Two Cape Cod surfers had a close call with an ‘aggressive and agitated’ 10-foot great white shark that almost attacked one of their legs forcing them to hit the shark and make an escape for safety.
Ray Trautz and his cousin Pete Emond were surfing off Coast Guard Beach on Saturday when Trautz noticed the great white.
‘Pete was sitting on his board and I was standing on mine when I looked over my shoulder and a 10′ great white shark was on track right at Pete’s legs,’ Trautz said in a Facebook post.
‘The shark even turned on its side as if to take a leg, in that moment I yelled SHAARRRRK as Pete was still unaware.’
‘As I yelled I stabbed my paddle into the water at the back of the shark and it violently turned at me, tail and head thrashing back and forth erupting the water,’ Trautz said.
Ray Trautz (pictured) and his cousin Pete Emond were surfing off Coast Guard Beach on Saturday when Trautz noticed the great white.
Trautz posted a picture of Coast Guard Beach.

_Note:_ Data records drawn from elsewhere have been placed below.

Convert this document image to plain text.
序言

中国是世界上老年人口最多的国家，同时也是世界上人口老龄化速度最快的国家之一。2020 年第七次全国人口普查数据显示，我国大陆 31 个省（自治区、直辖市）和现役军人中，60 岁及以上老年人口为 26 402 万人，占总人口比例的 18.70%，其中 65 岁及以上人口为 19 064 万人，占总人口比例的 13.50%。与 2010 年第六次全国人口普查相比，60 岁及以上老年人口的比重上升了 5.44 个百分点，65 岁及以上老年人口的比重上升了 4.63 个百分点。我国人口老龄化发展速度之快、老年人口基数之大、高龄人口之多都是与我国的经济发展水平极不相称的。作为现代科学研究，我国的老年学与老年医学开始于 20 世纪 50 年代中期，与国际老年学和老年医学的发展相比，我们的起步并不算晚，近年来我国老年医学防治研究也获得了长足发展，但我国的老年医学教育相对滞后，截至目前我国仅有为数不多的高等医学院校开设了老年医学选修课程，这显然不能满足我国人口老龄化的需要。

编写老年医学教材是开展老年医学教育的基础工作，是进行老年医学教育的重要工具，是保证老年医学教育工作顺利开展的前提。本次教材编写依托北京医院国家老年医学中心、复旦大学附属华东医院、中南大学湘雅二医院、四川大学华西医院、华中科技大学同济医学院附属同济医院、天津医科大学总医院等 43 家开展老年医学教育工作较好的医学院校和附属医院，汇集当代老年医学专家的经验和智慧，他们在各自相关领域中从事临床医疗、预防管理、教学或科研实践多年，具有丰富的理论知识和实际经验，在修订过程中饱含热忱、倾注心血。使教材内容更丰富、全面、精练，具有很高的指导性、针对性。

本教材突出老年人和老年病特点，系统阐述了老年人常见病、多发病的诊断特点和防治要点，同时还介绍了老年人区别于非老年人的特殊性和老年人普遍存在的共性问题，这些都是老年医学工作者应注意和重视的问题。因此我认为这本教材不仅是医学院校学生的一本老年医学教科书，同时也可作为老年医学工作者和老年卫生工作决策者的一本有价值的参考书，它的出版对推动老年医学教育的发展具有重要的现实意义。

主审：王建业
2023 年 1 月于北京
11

He struck the shark with is paddle as it was eyeing up his cousins leg
‘The sharks massive tail section almost hit Pete in the face. I was yelling for Pete to go and get to shore as the shark circled behind me very aggressive and agitated.’

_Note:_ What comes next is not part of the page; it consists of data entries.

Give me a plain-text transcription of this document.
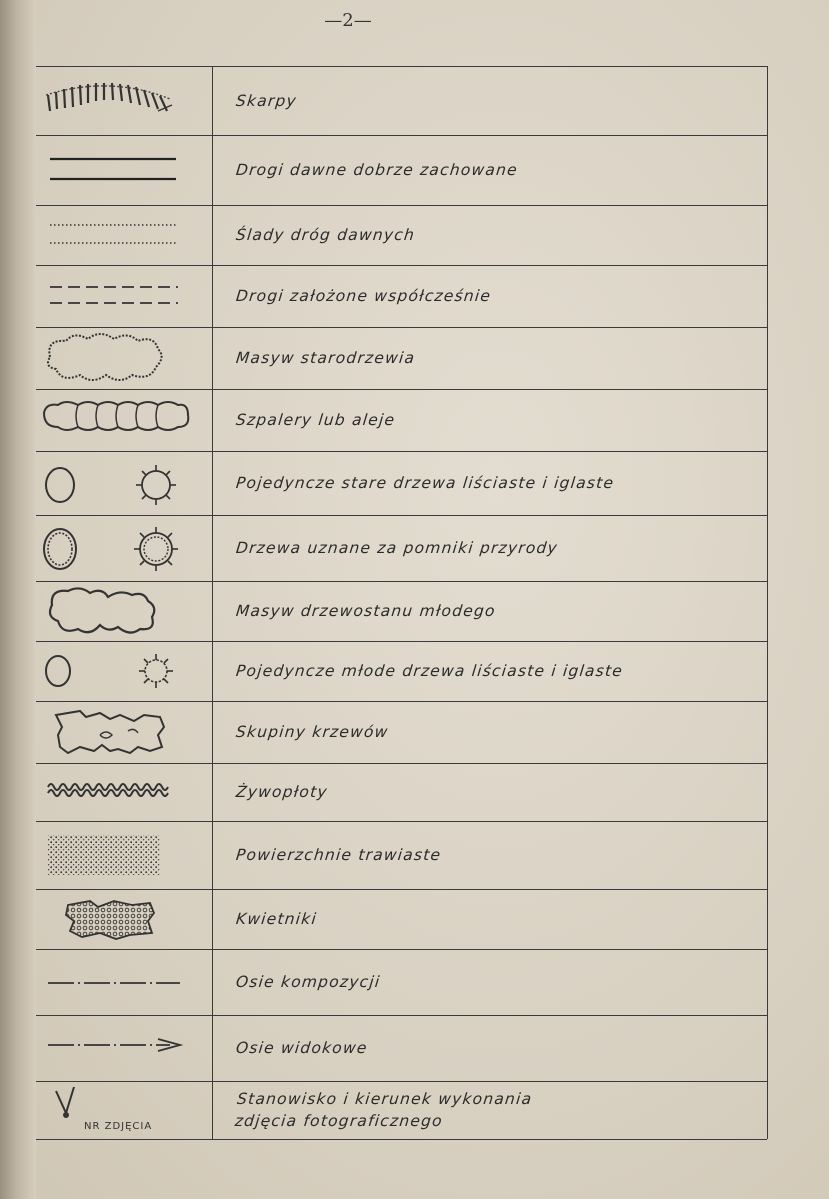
—2—
Skarpy
Drogi dawne dobrze zachowane
Ślady dróg dawnych
Drogi założone współcześnie
Masyw starodrzewia
Szpalery lub aleje
Pojedyncze stare drzewa liściaste i iglaste
Drzewa uznane za pomniki przyrody
Masyw drzewostanu młodego
Pojedyncze młode drzewa liściaste i iglaste
Skupiny krzewów
Żywopłoty
Powierzchnie trawiaste
Kwietniki
Osie kompozycji
Osie widokowe
NR ZDJĘCIA
Stanowisko i kierunek wykonania
zdjęcia fotograficznego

The surfer said he was able to flee unscathed when a small wave came and he rode it to the Massachusetts shore.
‘We both escaped unharmed and a little shaken. I’ve seen a hundred white sharks while surfing but this takes the top of all my shark interactions,’ Trautz said.
Between October 18 and 19, the Atlantic White Shark Conservancy tagged eight great whites on the coast of Cape Cod.
According to their logbook activity, October has been the third busiest month for shark activity along the Cape in recent years.
In July, Cape Cop was named as one of the world’s new great white shark hotspots after a study which monitored the coastline from 2015 to 2018 found that a staggering 800 individual great white sharks had visited the waters.
The study, which is the first ever white shark estimate in the North Atlantic Ocean, was published in the Marine Ecology Progress Series journal and concluded that ‘Cape Cod is among the larger white shark hotspots worldwide.’
Drone footage showed sharks along the coast of Long Island over the Fourth of July weekend
According to the International Shark Attack File, the US is the shark attack capital of the world having 41 of 57 confirmed attacks worldwide in 2022.
The Northeast saw a slew of shark attacks this summer and footage captured droves of sharks along the coast.
Swimming was banned on parts of nearby Nantucket after two bloodthirsty sharks were seen ripping apart seals just off the shore.
South of Cape Cod, drone footage captured captured 50 sharks off the coast of Long Island over the Fourth of July.
A 15-year-old girl reported being bitten at Robert Moses State Park in Suffolk County, New York, prompting officials to fly the drone out over the water that spotted the group.
On July 3, a teenage surfer was mauled by a shark after heading out into the waves on his surfboard off the coast of Fire Island, New York.
A notorious 395-lb shark named Jekyll was spotted off the coast of Maine at the end of June.
Cape Cod (pictured) saw 800 individual great white sharks in its waters from 2015 to 2018
Mariah Meyer, a shark diver and marine biologist at One Ocean Diving, Haleiwa, Hawaiii, gave her advice on how to survive a shark attack.
‘First stay calm and remember that we’re not a part of the sharks diet but we don’t want to act like prey in the water so limit any erratic swimming or splashing,’ she said.
‘Secondly, when you do encounter a shark in the wild, don’t take your eyes off of that shark.
‘Making eye-contact with the sharks around you will let them know that you’re a predator too and not a prey item,’ said Meyer.